Abbotsford’s history has been brought to life in the new book, Lest We Forget What Our Eyes Have Seen.
The book comes from Manjit Sandhu, the local artist who conceptualized the raspberry vine sculpture at the Clearbrook roundabout.
Highlighting scenes of everyday life in the early 20th century, Sandhu’s work pays tribute to the individuals, institutions, businesses, and the culturally diverse communities who contributed to the making of Abbotsford.
There are more than 100 paintings in the book that take the reader through early settler days and the building of schools, farms, industry and places of worship. It includes portraits of people like farmer Sundar Singh Thandi and Mennonite historian Abe J. Stobbe, as well as scenes depicting life from 1800 to 1950.

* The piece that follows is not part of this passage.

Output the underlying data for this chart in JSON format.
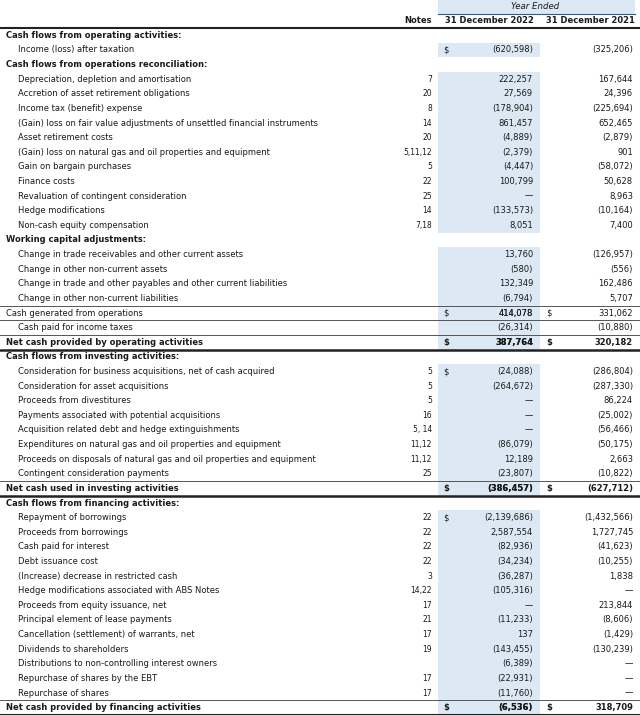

The late Dave Kandal, longtime resident and former Mayor of the District of Matsqui, worked with Manjit during the development of the book and wrote the foreword.
“Although I have read many of our local history books, Manjit, with his knowledge and keen interest in this area, surprises me every time we meet, by gifting me with a fresh insight and unique perspective about Abbotsford’s colourful and interesting history,” Kandal wrote.
Sandhu comes from an academic background of teaching and journalism, and has resided in Abbotsford for the past 27 years. He acknowledges his gratitude to live on the unceded land of the Sto:lo First Nation, and hopes his work will be appreciated as a gesture of gratitude to his predecessors in Abbotsford.
“No matter what background they came from, they went through a lot of struggles to give us one of the best towns and we need to keep this history and heritage alive,” he said.
Lest We Forget What Our Eyes Have Seen is available at The Reach Gallery Museum, 32388 Veterans Way, for $30 by cash or cheque.